Told in prose poetry this short novel is based on the long standing affair between George Barker and Smart. If you are looking to go on an emotional rollercoaster then pick this up and have a read but be prepared to be wonderfully drained by the end.
March 2010 Guest Editor Susan Fletcher on By Grand Central Station I Sat Down and Wept...
I'll never be able to say that I enjoyed this novel. But no other book has had such force to it, or stayed in mind for so long afterwards. It is a slim book - a novella, really - but it is packed with all the passion, fear and anguish that Smart felt during her long affair with the married poet George Barker. Her story is tragic and awesome. Their affair lasted for decades, and Smart bore Barker four children - but he never left his wife, who knew of the affair. Her language is extraordinary - too dense, in places, for me to understand, but there are also many lines or expressions which are unbearably tender, or which bite very hard. It is, in many ways, an exhausting read - but it makes this list for being so wild and emotionally charged. It's an unforgettable book.

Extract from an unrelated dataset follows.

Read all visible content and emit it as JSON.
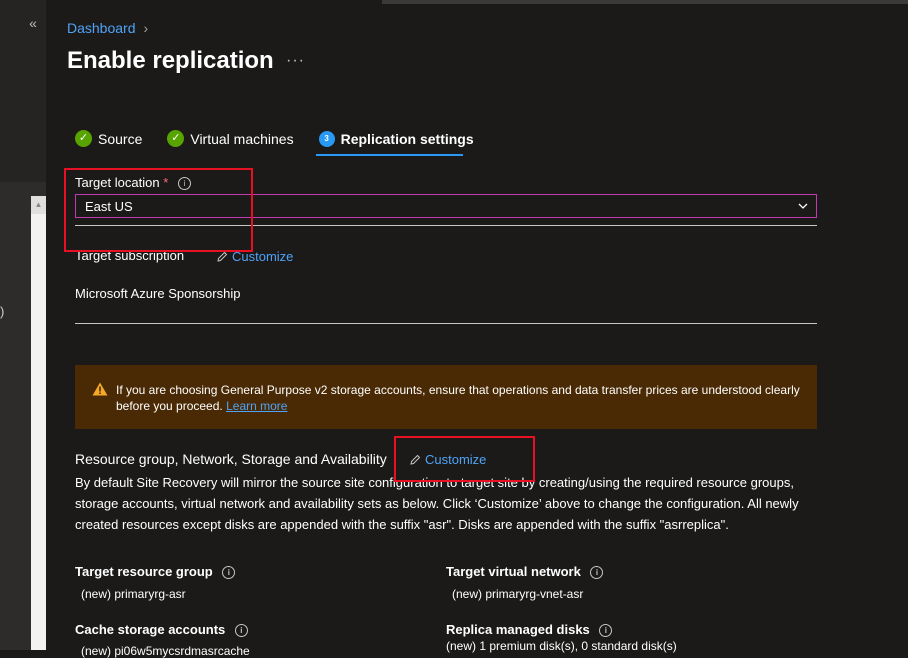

By Grand Central Station I Sat Down and Wept Synopsis
Elizabeth Smart's passionate fictional account of her intense love-affair with the poet George Barker, described by Angela Carter as 'Like Madame Bovary blasted by lightening … A masterpiece'.
One day, while browsing in a London bookshop, Elizabeth Smart chanced upon a slim volume of poetry by George Barker - and fell passionately in love with him through the printed word. Eventually they communicated directly and, as a result of Barker's impecunious circumstances, Elizabeth Smart flew both him and his wife from Japan, where he was teaching, to join her in the United States. Thus began one of the most extraordinary, intense and ultimately tragic love affairs of our time. They never married but Elizabeth bore George Barker four children and their relationship provided the impassioned inspiration for one of the most moving and immediate chronicles of a love affair ever written - By Grand Central Station I Sat Down and Wept.
Originally published in 1945, this remarkable book is now widely identified as a classic work of poetic prose which, more than six decades later, has retained all of its searing poignancy, beauty and power of impact.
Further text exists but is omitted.